« Jody respire comme un souvenir qu’on croyait solidifié, mais qui se remet à battre lorsqu’on ose enfin s’y replonger. »
Il y a des groupes qui se rêvent colosses sonores, toujours dans la tension, le riff, l’impact. Et puis il y a ce moment rare où l’un d’eux accepte de poser les armes, de desserrer l’étau, de révéler ce qu’il retient d’habitude derrière les amplis. Jody est précisément ce moment pour Reetoxa : une faille ouverte dans la cuirasse, une confession tenue du bout des doigts, un morceau qui ne se contente plus de jouer fort mais d’exister vrai.
Ce qui frappe d’abord, c’est la douceur lumineuse qui s’installe comme un souffle inavoué. On sent qu’à l’origine, Jody avait été pensée comme une simple ballade d’amour — le genre d’hommage doux-amer qu’on écrit à vingt ans, persuadé d’y enfermer une éternité. Mais la vie, évidemment, a ses contre-champs. La chanson est revenue des années plus tard, remodelée par la rupture, l’amitié perdue, le recul nécessaire, l’angle légèrement brisé du cœur qui a dû se remettre à battre autrement. À l’écoute, ça se perçoit partout : dans ce mélange de nostalgie et de maturité, dans la façon dont la voix de Jason vacille à peine, comme si elle tirait un fil qu’il hésite encore à lâcher.
Reetoxa a toujours su jouer avec la rugosité, mais Jody offre cette autre face, plus tendre, plus fragile, presque nue. Les guitares n’y grondent pas : elles veillent. Elles enveloppent.

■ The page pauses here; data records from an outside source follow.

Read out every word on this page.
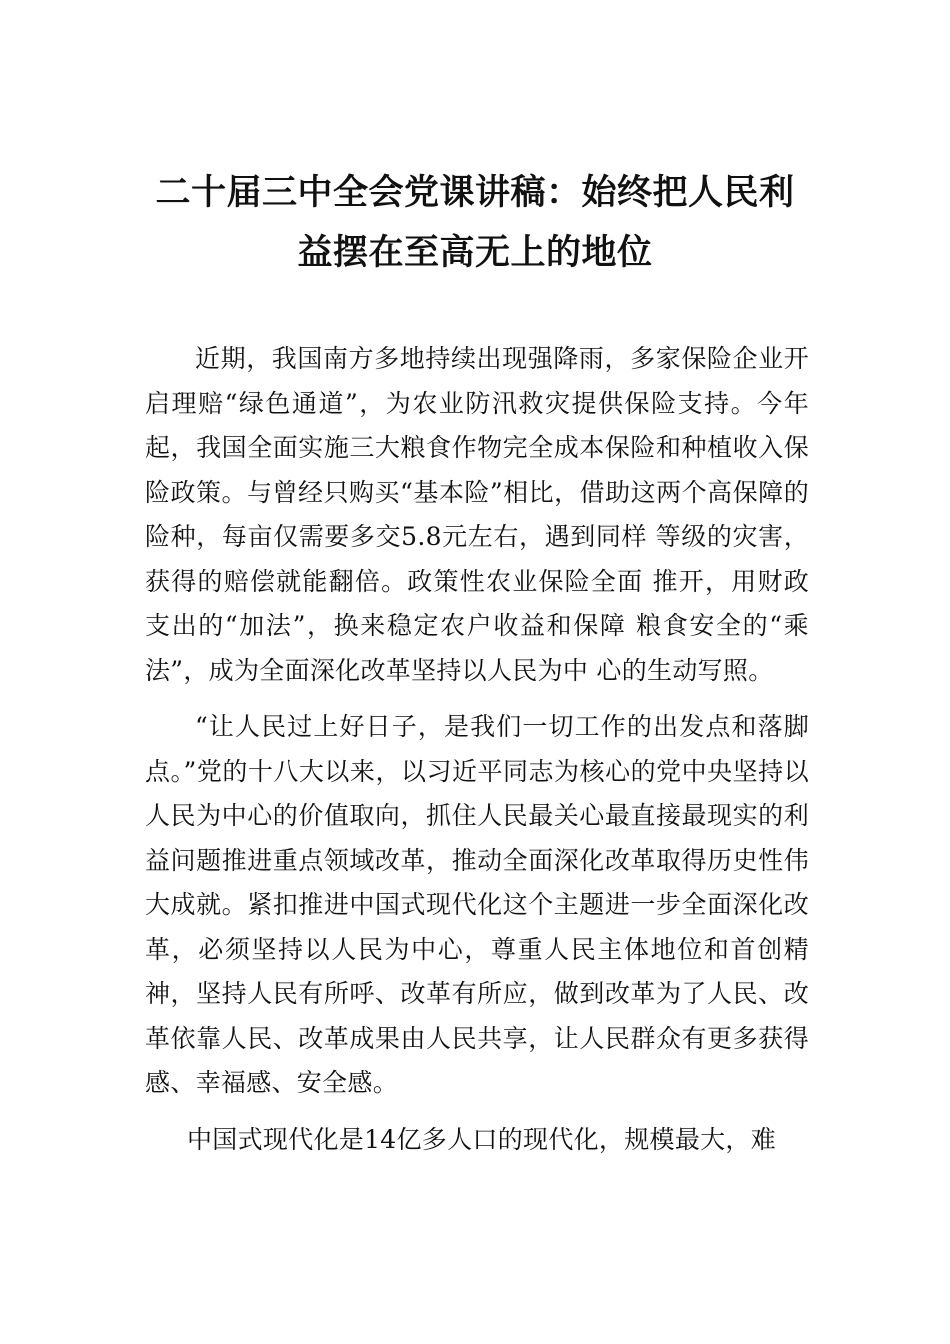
二十届三中全会党课讲稿：始终把人民利
益摆在至高无上的地位

近期，我国南方多地持续出现强降雨，多家保险企业开启理赔“绿色通道”，为农业防汛救灾提供保险支持。今年起，我国全面实施三大粮食作物完全成本保险和种植收入保险政策。与曾经只购买“基本险”相比，借助这两个高保障的险种，每亩仅需要多交5.8元左右，遇到同样 等级的灾害，获得的赔偿就能翻倍。政策性农业保险全面 推开，用财政支出的“加法”，换来稳定农户收益和保障 粮食安全的“乘法”，成为全面深化改革坚持以人民为中 心的生动写照。

“让人民过上好日子，是我们一切工作的出发点和落脚点。”党的十八大以来，以习近平同志为核心的党中央坚持以人民为中心的价值取向，抓住人民最关心最直接最现实的利益问题推进重点领域改革，推动全面深化改革取得历史性伟大成就。紧扣推进中国式现代化这个主题进一步全面深化改革，必须坚持以人民为中心，尊重人民主体地位和首创精神，坚持人民有所呼、改革有所应，做到改革为了人民、改革依靠人民、改革成果由人民共享，让人民群众有更多获得感、幸福感、安全感。

中国式现代化是14亿多人口的现代化，规模最大，难
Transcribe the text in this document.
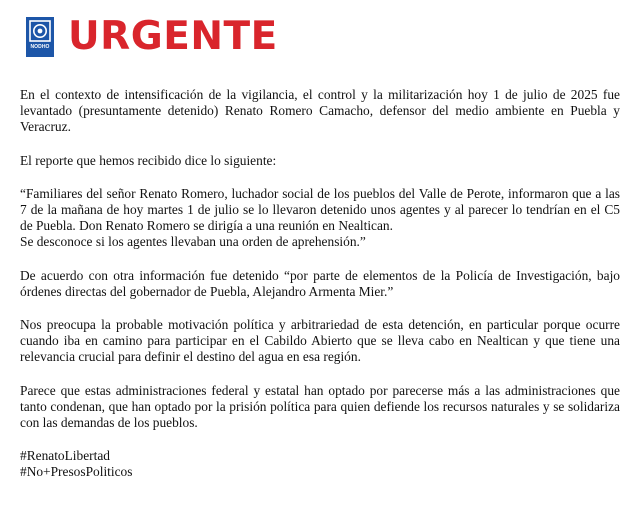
NODHO URGENTE

En el contexto de intensificación de la vigilancia, el control y la militarización hoy 1 de julio de 2025 fue levantado (presuntamente detenido) Renato Romero Camacho, defensor del medio ambiente en Puebla y Veracruz.

El reporte que hemos recibido dice lo siguiente:

“Familiares del señor Renato Romero, luchador social de los pueblos del Valle de Perote, informaron que a las 7 de la mañana de hoy martes 1 de julio se lo llevaron detenido unos agentes y al parecer lo tendrían en el C5 de Puebla. Don Renato Romero se dirigía a una reunión en Nealtican.
Se desconoce si los agentes llevaban una orden de aprehensión.”

De acuerdo con otra información fue detenido “por parte de elementos de la Policía de Investigación, bajo órdenes directas del gobernador de Puebla, Alejandro Armenta Mier.”

Nos preocupa la probable motivación política y arbitrariedad de esta detención, en particular porque ocurre cuando iba en camino para participar en el Cabildo Abierto que se lleva cabo en Nealtican y que tiene una relevancia crucial para definir el destino del agua en esa región.

Parece que estas administraciones federal y estatal han optado por parecerse más a las administraciones que tanto condenan, que han optado por la prisión política para quien defiende los recursos naturales y se solidariza con las demandas de los pueblos.

#RenatoLibertad
#No+PresosPoliticos
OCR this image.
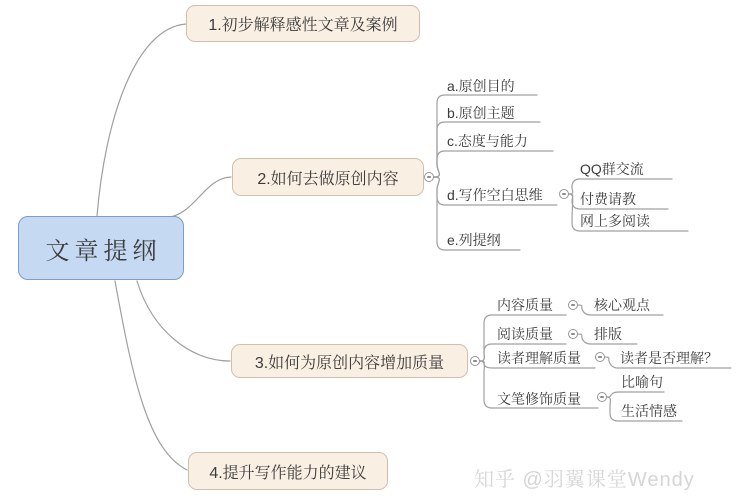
文章提纲
1.初步解释感性文章及案例
2.如何去做原创内容
3.如何为原创内容增加质量
4.提升写作能力的建议
a.原创目的
b.原创主题
c.态度与能力
d.写作空白思维
e.列提纲
QQ群交流
付费请教
网上多阅读
内容质量	核心观点
阅读质量	排版
读者理解质量	读者是否理解？
文笔修饰质量
比喻句
生活情感
知乎 @羽翼课堂Wendy
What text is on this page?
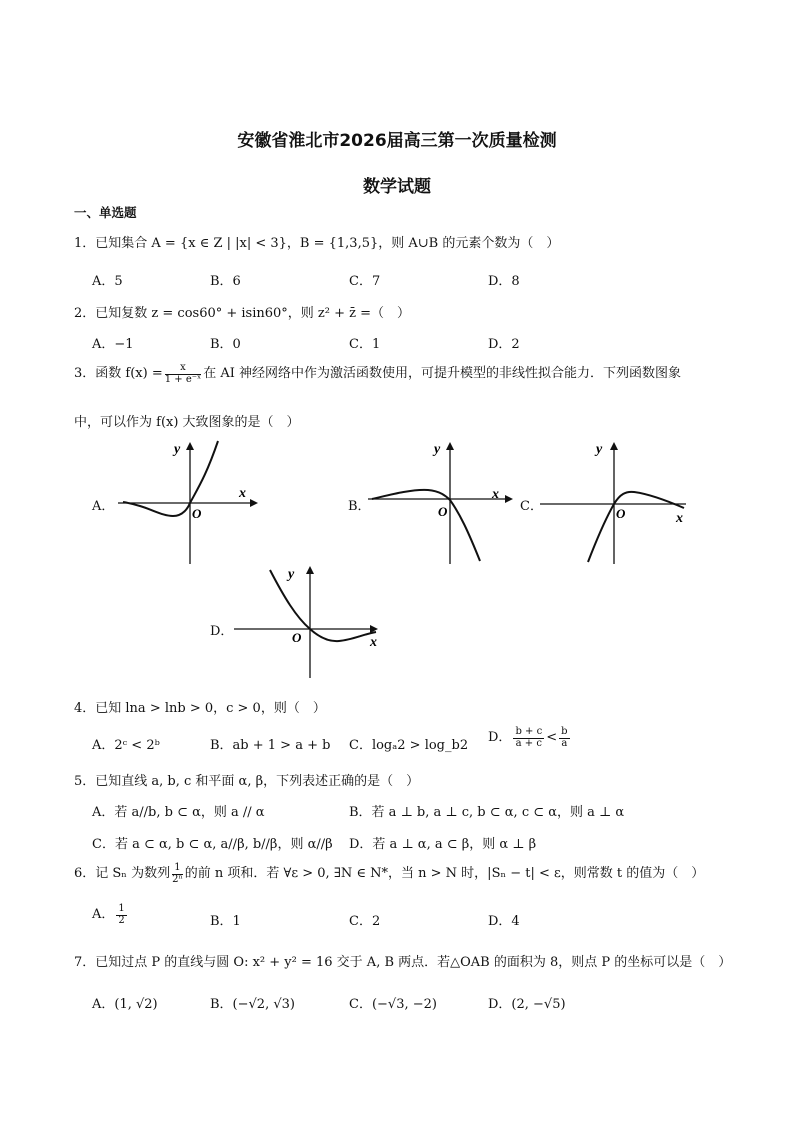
安徽省淮北市2026届高三第一次质量检测
数学试题
一、单选题
1．已知集合 A = {x ∈ Z | |x| < 3}，B = {1,3,5}，则 A∪B 的元素个数为（　）
A．5	B．6	C．7	D．8
2．已知复数 z = cos60° + isin60°，则 z² + z̄ =（　）
A．−1	B．0	C．1	D．2
3．函数 $f(x) = \frac{x}{\text{1 + e⁻ˣ}}$ 在 AI 神经网络中作为激活函数使用，可提升模型的非线性拟合能力．下列函数图象
中，可以作为 f(x) 大致图象的是（　）
A．
y
x
O	B．
y
x
O	C．
y
x
O
D．
y
x
O
4．已知 lna > lnb > 0，c > 0，则（　）
A．2ᶜ < 2ᵇ	B．ab + 1 > a + b C．logₐ2 > log_b2
D． $\frac{b + c}{a + c} < \frac{b}{a}$
5．已知直线 a, b, c 和平面 α, β，下列表述正确的是（　）
A．若 a//b, b ⊂ α，则 a // α	B．若 a ⊥ b, a ⊥ c, b ⊂ α, c ⊂ α，则 a ⊥ α
C．若 a ⊂ α, b ⊂ α, a//β, b//β，则 α//β D．若 a ⊥ α, a ⊂ β，则 α ⊥ β
6．记 Sₙ 为数列 $\frac{1}{\text{2ⁿ}}$ 的前 n 项和．若 ∀ε > 0, ∃N ∈ N*，当 n > N 时，|Sₙ − t| < ε，则常数 t 的值为（　）
A． $\frac{1}{2}$	B．1	C．2	D．4
7．已知过点 P 的直线与圆 O: x² + y² = 16 交于 A, B 两点．若△OAB 的面积为 8，则点 P 的坐标可以是（　）
A．(1, √2)	B．(−√2, √3)	C．(−√3, −2)	D．(2, −√5)
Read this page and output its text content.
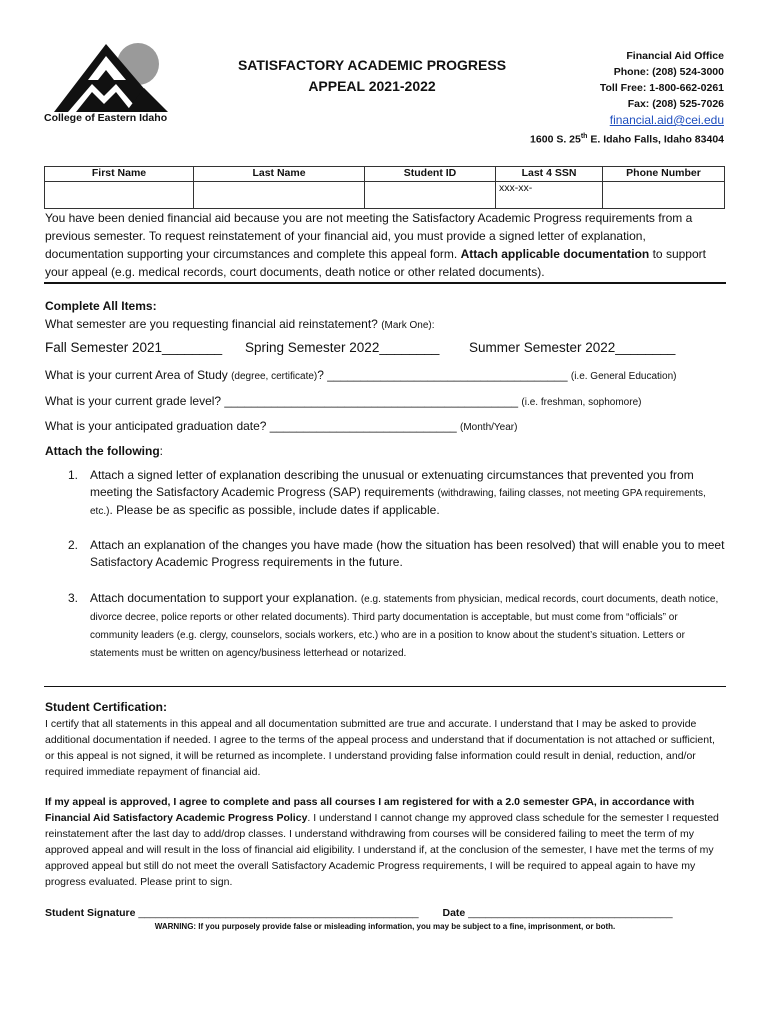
College of Eastern Idaho
SATISFACTORY ACADEMIC PROGRESS
APPEAL 2021-2022
Financial Aid Office
Phone: (208) 524-3000
Toll Free: 1-800-662-0261
Fax: (208) 525-7026
financial.aid@cei.edu
1600 S. 25th E. Idaho Falls, Idaho 83404
First Name	Last Name	Student ID	Last 4 SSN	Phone Number
			xxx-xx-	
You have been denied financial aid because you are not meeting the Satisfactory Academic Progress requirements from a previous semester. To request reinstatement of your financial aid, you must provide a signed letter of explanation, documentation supporting your circumstances and complete this appeal form. Attach applicable documentation to support your appeal (e.g. medical records, court documents, death notice or other related documents).
Complete All Items:
What semester are you requesting financial aid reinstatement? (Mark One):
Fall Semester 2021________ Spring Semester 2022________ Summer Semester 2022________
What is your current Area of Study (degree, certificate)? ____________________________________ (i.e. General Education)
What is your current grade level? ____________________________________________ (i.e. freshman, sophomore)
What is your anticipated graduation date? ____________________________ (Month/Year)
Attach the following:
1. Attach a signed letter of explanation describing the unusual or extenuating circumstances that prevented you from meeting the Satisfactory Academic Progress (SAP) requirements (withdrawing, failing classes, not meeting GPA requirements, etc.). Please be as specific as possible, include dates if applicable.
2. Attach an explanation of the changes you have made (how the situation has been resolved) that will enable you to meet Satisfactory Academic Progress requirements in the future.
3. Attach documentation to support your explanation. (e.g. statements from physician, medical records, court documents, death notice, divorce decree, police reports or other related documents). Third party documentation is acceptable, but must come from “officials” or community leaders (e.g. clergy, counselors, socials workers, etc.) who are in a position to know about the student’s situation. Letters or statements must be written on agency/business letterhead or notarized.
Student Certification:
I certify that all statements in this appeal and all documentation submitted are true and accurate. I understand that I may be asked to provide additional documentation if needed. I agree to the terms of the appeal process and understand that if documentation is not attached or sufficient, or this appeal is not signed, it will be returned as incomplete. I understand providing false information could result in denial, reduction, and/or required immediate repayment of financial aid.
If my appeal is approved, I agree to complete and pass all courses I am registered for with a 2.0 semester GPA, in accordance with Financial Aid Satisfactory Academic Progress Policy. I understand I cannot change my approved class schedule for the semester I requested reinstatement after the last day to add/drop classes. I understand withdrawing from courses will be considered failing to meet the term of my approved appeal and will result in the loss of financial aid eligibility. I understand if, at the conclusion of the semester, I have met the terms of my approved appeal but still do not meet the overall Satisfactory Academic Progress requirements, I will be required to appeal again to have my progress evaluated. Please print to sign.
Student Signature ________________________________________________ Date ___________________________________
WARNING: If you purposely provide false or misleading information, you may be subject to a fine, imprisonment, or both.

Elles tiennent la chanson comme on tient quelqu’un qu’on a longtemps laissé tomber. La production, d’ailleurs, laisse beaucoup d’espace — un espace volontaire, presque pudique — qui permet à chaque note d’exister sans forcer. L’émotion, elle, se glisse dans les interstices : un vibrato retenu, une respiration trop longue, une ligne harmonique qui revient comme un leitmotiv intime.
Ce morceau, écrit en 2001 mais resté comme un talisman dans la poche de Jason, trouve enfin sa place dans Pines Salad, et cela s’entend. Jody est un point d’équilibre : un entre-deux où le groupe cesse de performer pour simplement confier ce qu’il a longtemps tu. Un fragment de vérité, pas culotté mais nécessaire, qui prouve que Reetoxa sait passer de la force brute à la vulnérabilité la plus délicate sans perdre son identité.
Si le groupe espère que le morceau devienne viral, on comprend pourquoi : Jody a ce charme intemporel des ballades qui n’ont besoin d’aucun artifice pour toucher juste. Une simplicité désarmante, presque old school, mais portée par une honnêteté qui, elle, ne vieillit jamais.
C’est peut-être ça, finalement, la réussite : faire d’un chagrin ancien une chanson nouvelle, et laisser la tendresse gagner.